Risk of allowing DOE to meddle in fuel import business cited
It’s not a good idea – economist
A Cebu-based economist has warned the government about the risk of allowing a government agency to meddle in the business of importing fuel as a solution to mitigate the impact of the country’s high inflation rate.
It will be prone to corruption, according to Cebuano economist and Cebu Daily News columnist Fernando “Perry” Fajardo.
“Government in business is inefficient. Magdaghan lang ang korapsyon. Tanawa ang NFA nga ga-control sa rice importation (There will be corruption. Just look at the National Food Authority which is controlling the importation of rice),” said Fajardo, who is also the executive director of the Cebu Business Club.

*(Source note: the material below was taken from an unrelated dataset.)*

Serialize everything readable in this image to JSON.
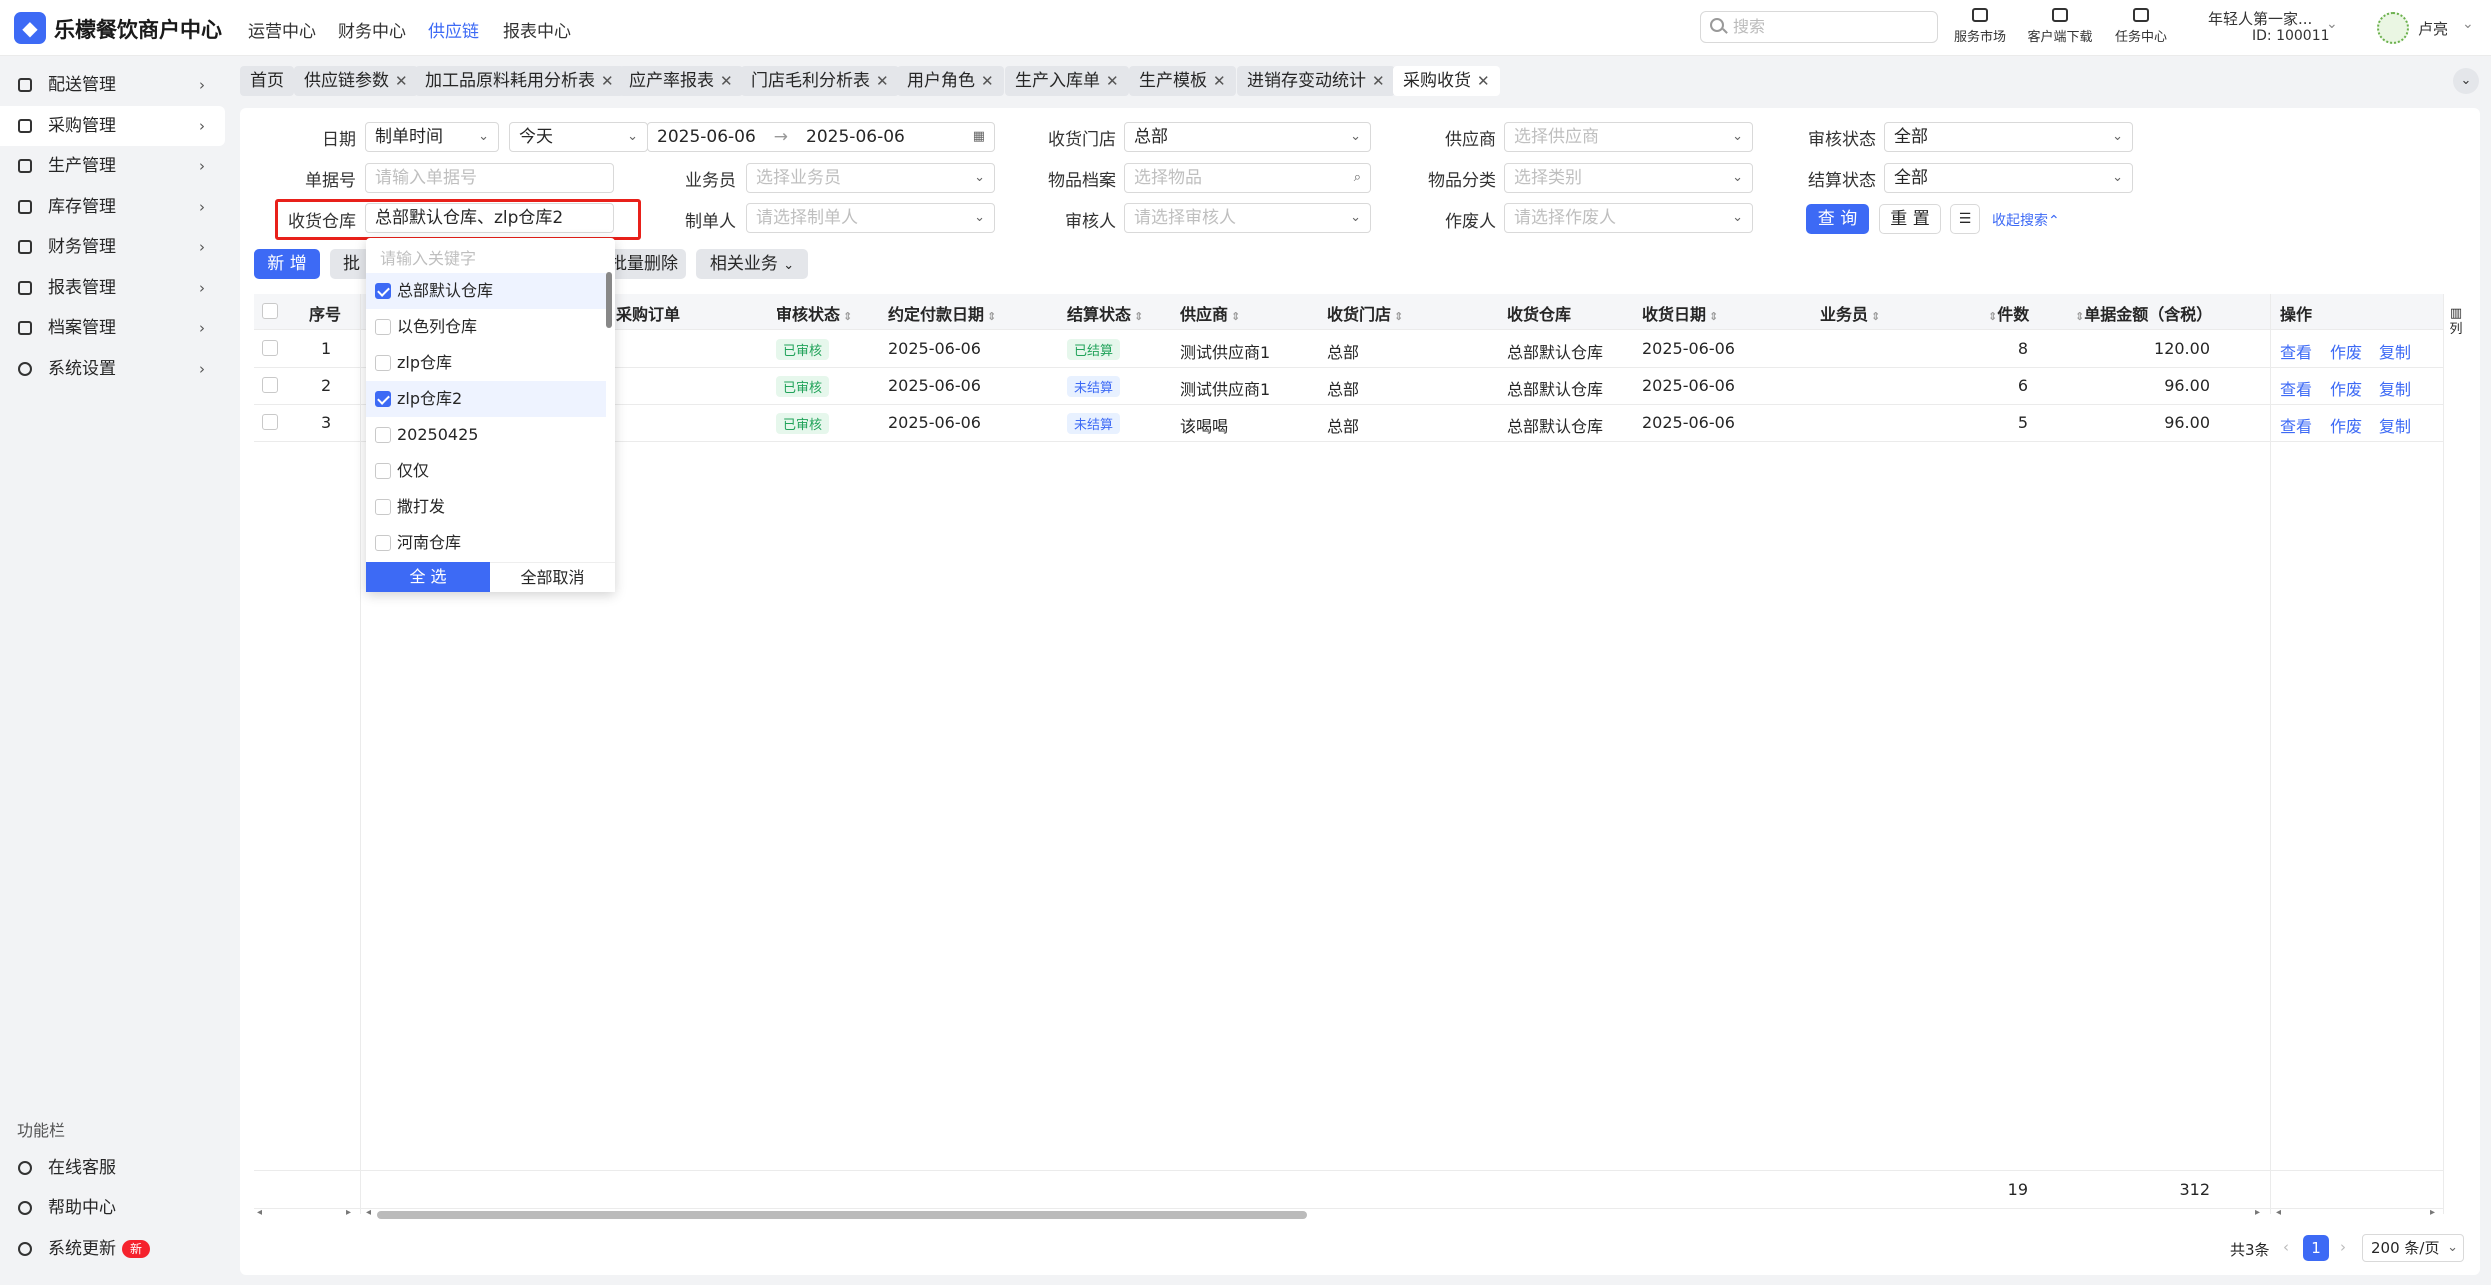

Fajardo was reacting to a plan by the Department of Energy (DOE) to tap the Philippine National Oil Company – Exploration Corporation (PNOC-EC) to import low-priced fuel in to the country as their way of mitigating the impact of continued increase of prices of basic commodities in the country.

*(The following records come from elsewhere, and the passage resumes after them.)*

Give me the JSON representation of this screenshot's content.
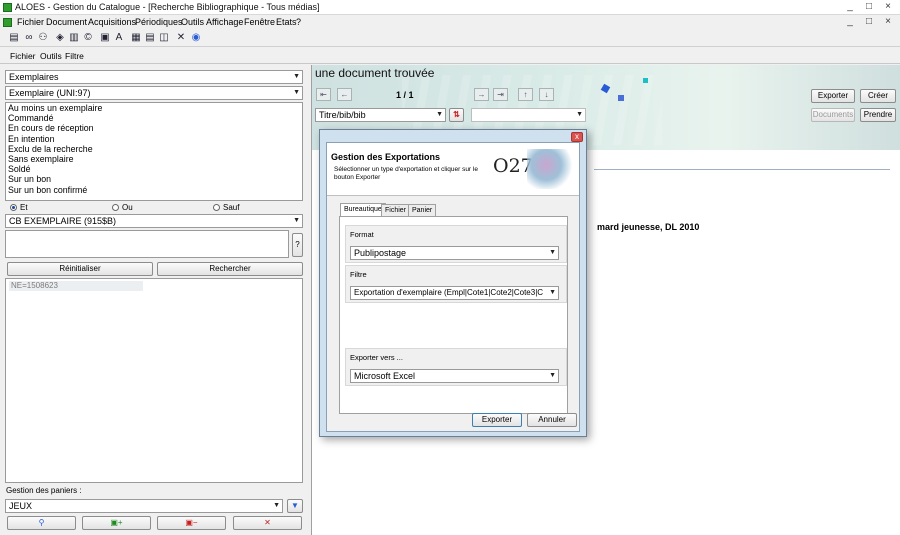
{
  "window": {
    "title": "ALOES - Gestion du Catalogue - [Recherche Bibliographique - Tous médias]",
    "controls": [
      "_",
      "□",
      "×"
    ],
    "inner_controls": [
      "_",
      "□",
      "×"
    ]
  },
  "menu": [
    {
      "label": "Fichier"
    },
    {
      "label": "Document"
    },
    {
      "label": "Acquisitions"
    },
    {
      "label": "Périodiques"
    },
    {
      "label": "Outils"
    },
    {
      "label": "Affichage"
    },
    {
      "label": "Fenêtre"
    },
    {
      "label": "Etats"
    },
    {
      "label": "?"
    }
  ],
  "toolbar_icons": [
    "document-icon",
    "binoculars-icon",
    "double-binoculars-icon",
    "tag-icon",
    "library-icon",
    "stack-icon",
    "copyright-icon",
    "book-icon",
    "font-icon",
    "window-icon",
    "window-split-icon",
    "layout-icon",
    "tools-icon",
    "globe-icon"
  ],
  "submenu": [
    {
      "label": "Fichier"
    },
    {
      "label": "Outils"
    },
    {
      "label": "Filtre"
    }
  ],
  "left": {
    "type_select": "Exemplaires",
    "field_select": "Exemplaire (UNI:97)",
    "options": [
      "Au moins un exemplaire",
      "Commandé",
      "En cours de réception",
      "En intention",
      "Exclu de la recherche",
      "Sans exemplaire",
      "Soldé",
      "Sur un bon",
      "Sur un bon confirmé"
    ],
    "operators": [
      {
        "label": "Et",
        "checked": true
      },
      {
        "label": "Ou",
        "checked": false
      },
      {
        "label": "Sauf",
        "checked": false
      }
    ],
    "criteria_select": "CB EXEMPLAIRE (915$B)",
    "help_label": "?",
    "reset_button": "Réinitialiser",
    "search_button": "Rechercher",
    "query_text": "NE=1508623",
    "baskets_label": "Gestion des paniers :",
    "basket_value": "JEUX"
  },
  "right": {
    "result_title": "une document trouvée",
    "page_indicator": "1 / 1",
    "sort_select": "Titre/bib/bib",
    "buttons": {
      "export": "Exporter",
      "create": "Créer",
      "documents": "Documents",
      "take": "Prendre"
    },
    "record_fragment": "mard jeunesse, DL 2010"
  },
  "dialog": {
    "title": "Gestion des Exportations",
    "description": "Sélectionner un type d'exportation et cliquer sur le bouton Exporter",
    "logo_text": "O27",
    "close_label": "x",
    "tabs": [
      {
        "label": "Bureautique"
      },
      {
        "label": "Fichier"
      },
      {
        "label": "Panier"
      }
    ],
    "format_label": "Format",
    "format_value": "Publipostage",
    "filter_label": "Filtre",
    "filter_value": "Exportation d'exemplaire (Empl|Cote1|Cote2|Cote3|C",
    "export_to_label": "Exporter vers ...",
    "export_to_value": "Microsoft Excel",
    "export_button": "Exporter",
    "cancel_button": "Annuler"
  },
  "colors": {
    "banner": "#d9ebe7",
    "accent_blue": "#2a5bd7",
    "accent_cyan": "#1bbfc4",
    "app_green": "#2f9e2f"
  }
}
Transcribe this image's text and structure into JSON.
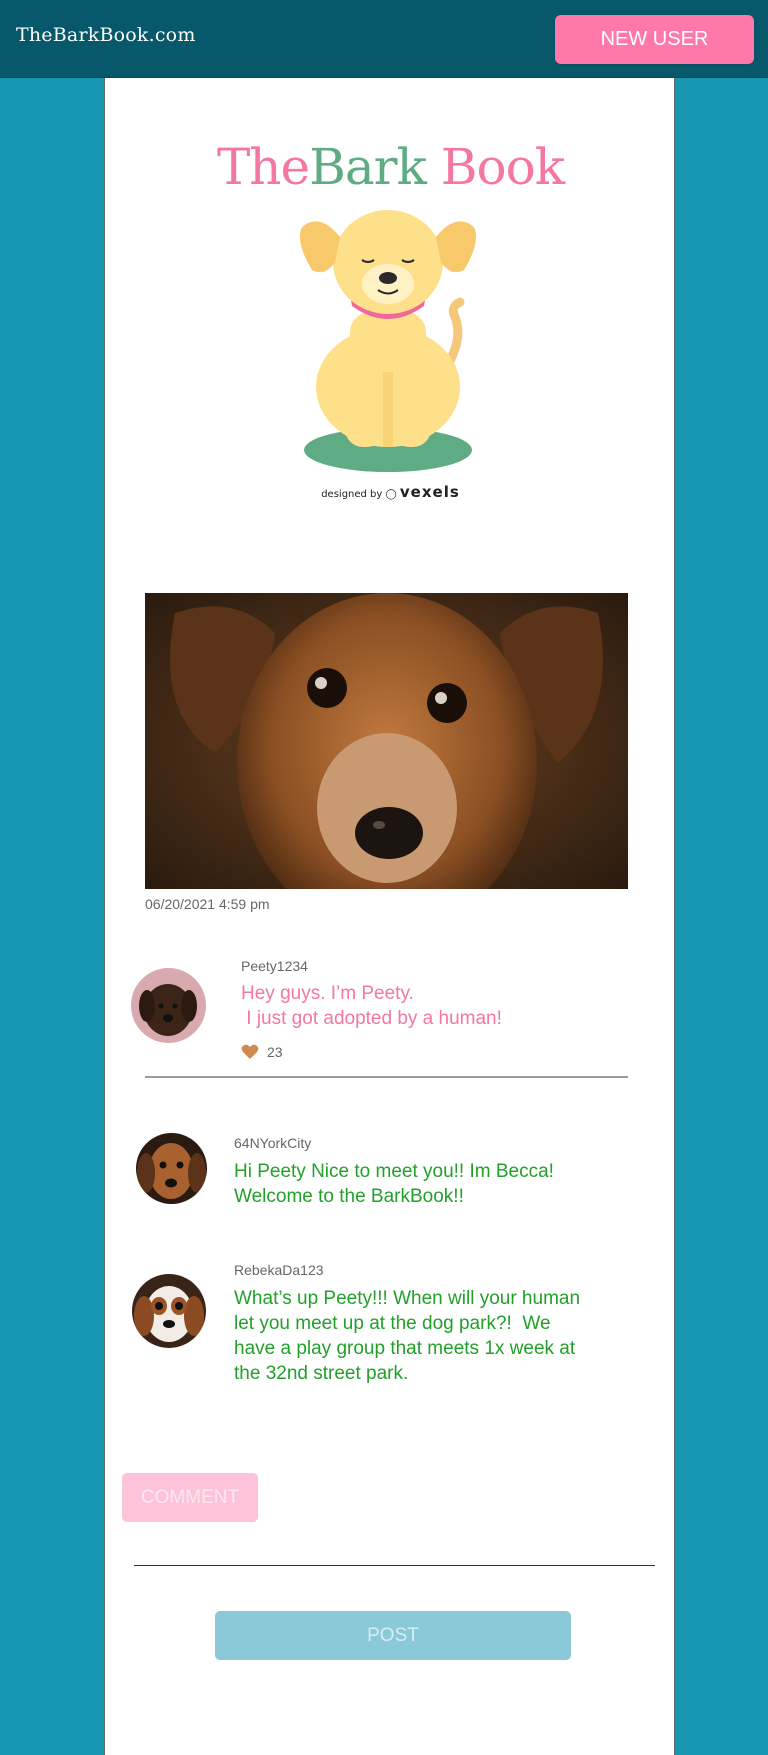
{
  "header": {
    "site_name": "TheBarkBook.com",
    "new_user_label": "NEW USER"
  },
  "logo": {
    "title_part1": "The",
    "title_part2": "Bark",
    "title_part3": "Book",
    "credit_prefix": "designed by",
    "credit_brand": "vexels"
  },
  "post": {
    "timestamp": "06/20/2021 4:59 pm"
  },
  "comments": [
    {
      "username": "Peety1234",
      "text": "Hey guys. I’m Peety.\n I just got adopted by a human!",
      "likes": "23",
      "color": "#f4779f"
    },
    {
      "username": "64NYorkCity",
      "text": "Hi Peety Nice to meet you!! Im Becca!\nWelcome to the BarkBook!!",
      "color": "#22a02a"
    },
    {
      "username": "RebekaDa123",
      "text": "What’s up Peety!!! When will your human\nlet you meet up at the dog park?!  We\nhave a play group that meets 1x week at\nthe 32nd street park.",
      "color": "#22a02a"
    }
  ],
  "actions": {
    "comment_label": "COMMENT",
    "post_label": "POST"
  },
  "colors": {
    "header_bg": "#07586b",
    "page_bg": "#1796b1",
    "brand_pink": "#f4779f",
    "brand_green": "#5eab84",
    "comment_green": "#22a02a"
  }
}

Energy Secretary Alfonso Cusi earlier said in a statement that through their plan, the PNOC-EC will be sourcing low-priced petroleum products, particularly diesel, to arrest the impact of volatile oil prices.
Price increase of oil and fuel in the world market has been considered as one of the reasons for the continued increase of inflation rates in the country in recent months.

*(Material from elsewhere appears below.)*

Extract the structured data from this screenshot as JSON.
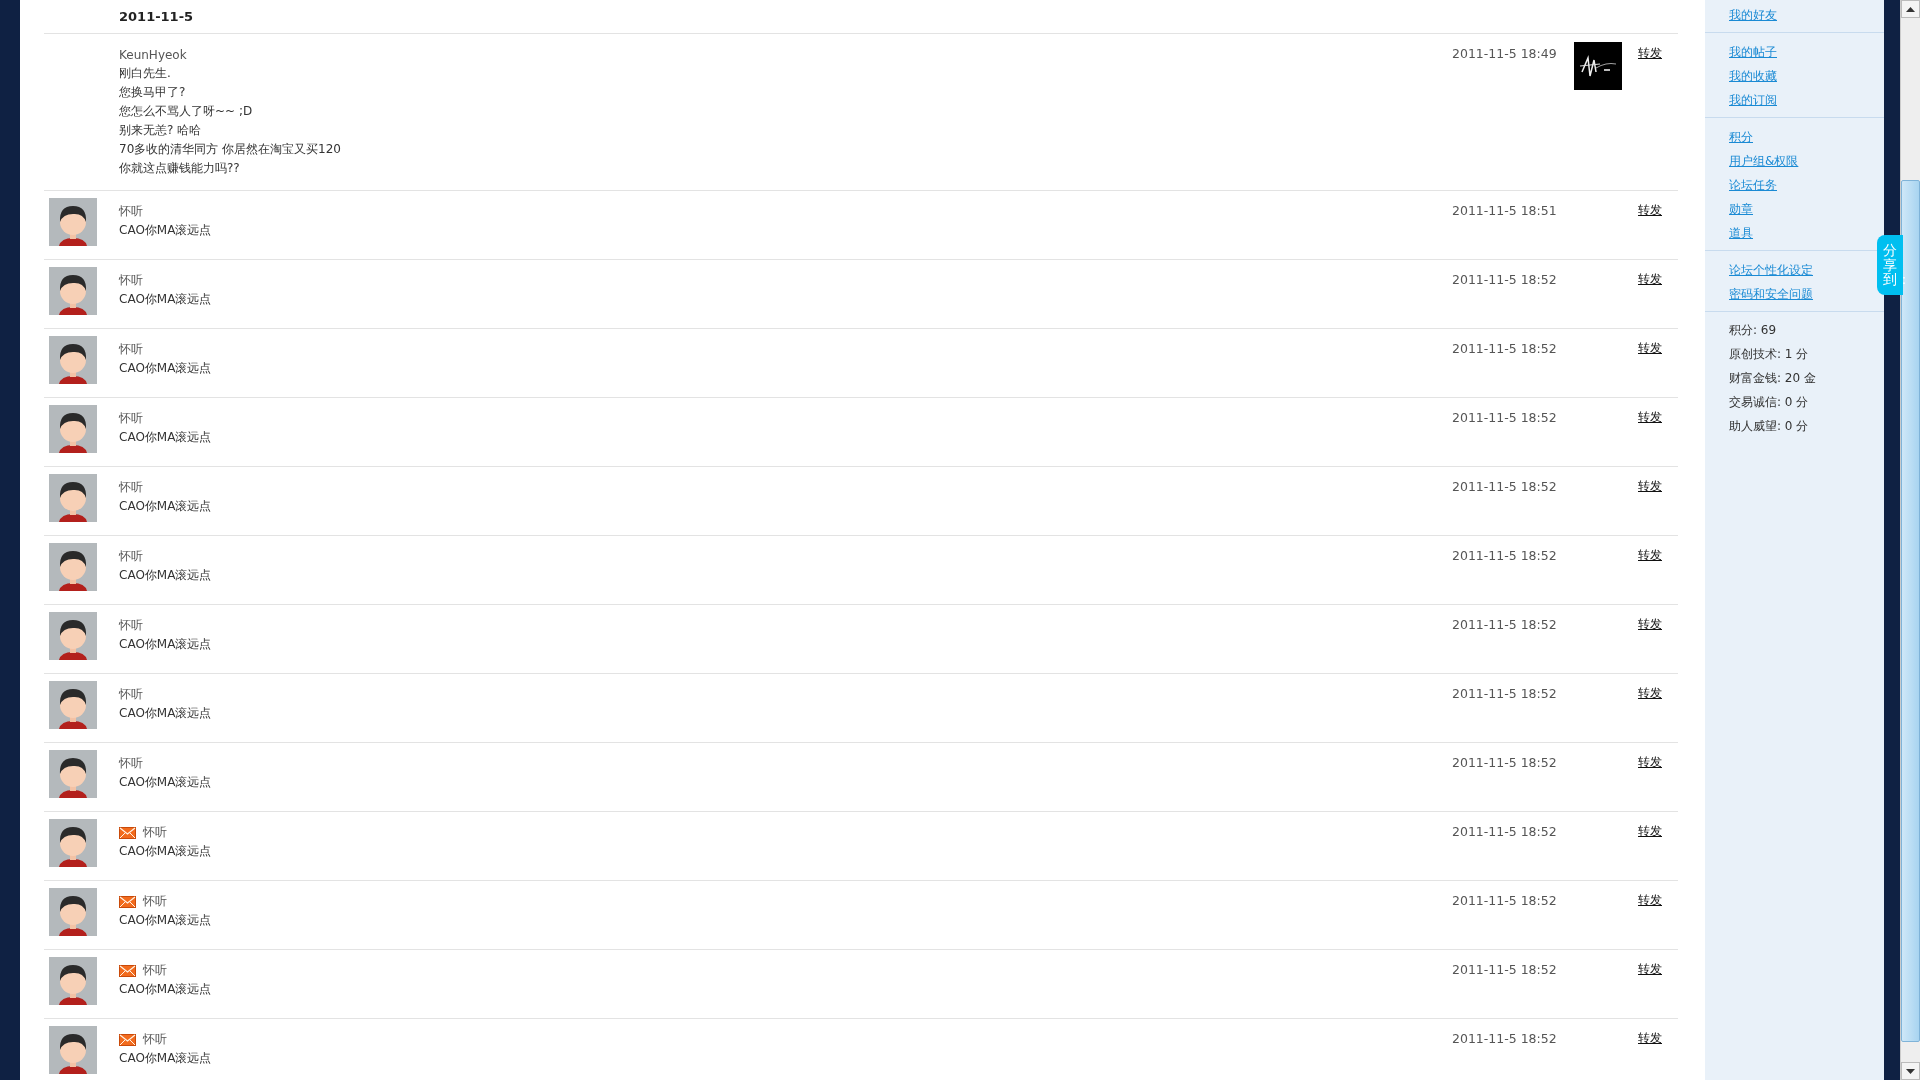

According to the DOE, the PNOC-EC has acquired last December 2017 a trading function to generate added income for the government.
The department believes that this plan will have a ripple effect in taming the prices of basic commodities and thereby controlling inflation.
This price relief would ease the plight of consumers that are gravely affected by this trend, they added.
Under the project, the trading function of PNOC-EC will be employed in the acquisition of low-priced fuel which will mainly come from state deals.
Based on its website, the PNOC-EC is the “upstream oil, gas, and coal subsidiary of the state-owned Philippine National Oil Company which is a government-owned and controlled corporation.
However, Fajardo said he does not see anything good with a government instrumentality being involved in the importation of low-priced fuel.
“If that (low-priced oil) is available, why is it not presently imported by the private sector? Aren’t they also importing oil?” Fajardo said in Cebuano.
The PNOC-EC Board, which is chaired by the energy secretary, is currently drafting the trading procedure and policy safeguards for the public on the proposed importation of low-priced fuel.
The DOE said that the products brought at a special price will be made available to dealers, operators, and independent petroleum players under a Memorandum of Agreement (MOA).
There is still no definite timeline as to when this will be started or implemented.
In July, inflation accelerated to 5.7 percent – a fresh over five-year high.
With this rate, headline inflation or the rate of increase in prices of basic goods and services averaged 4.5 percent during the first seven months of 2018. This is above the government’s target range of 2.4 percent for this year.
Finance Undersecretary Karl Chua earlier explained that the main drivers of increase in inflation are international adjustment in oil prices and even the scarcity of fish.
Euro 2 standard
Meanwhile, the DOE has also issued a directive to allow the importation of the 22-year old Euro 2 standard for diesel.
Doing this, would allow oil companies to offer a cheaper alternative for motorists to help them cope with the rising prices of basic commodities.
“Pursuant to existing Philippine National Standards on Diesel Fuel Quality and in accordance with the provisions of Republic Act 8479, otherwise known as the Downstream Oil Deregulation Law, Republic Act 8749, otherwise known as the Philippine Clean Air Act and for the purpose of reducing the impact of rising petroleum prices in the world market, all industry players are hereby directed to provide at the retail level Euro-II compliant automotive diesel oil as a fuel option for the transport and industrial customers,” read the DOE’s memorandum order (MO).
The same MO also directs oil companies offering Euro 2 compliant diesel to submit a monthly compliance report, indicating the list of participating retail outlets.
Cusi also assured that the sale of this type of diesel will be closely monitored by the DOE.
In a press conference in Manila yesterday, DOE Spokesperson Undersecretary Felix William Fuentebella said that the department’s decision does not violate any environmental or health standard.
Based on DOE’s estimates, Euro 2 diesel, which contains higher sulfur, costs P0.28 to P0.30 less than Euro 4 diesel.
“The goal is to address the need of the people to have an option for cheaper diesel, and it can also address our economy’s concern as this means lower prices per liter of diesel” said Fuentebella in Filipino during the press conference which was broadcast on the DOE’s Facebook page live.
With sulfur content at 500 parts per million (PPM), Euro 2 fuel is considered 10 times more polluting compared to Euro 4 which has sulfur content of just 50 PPM.
The Philippines has shifted to a Euro 4 standard two years ago but most carmakers have yet to completely make the switch.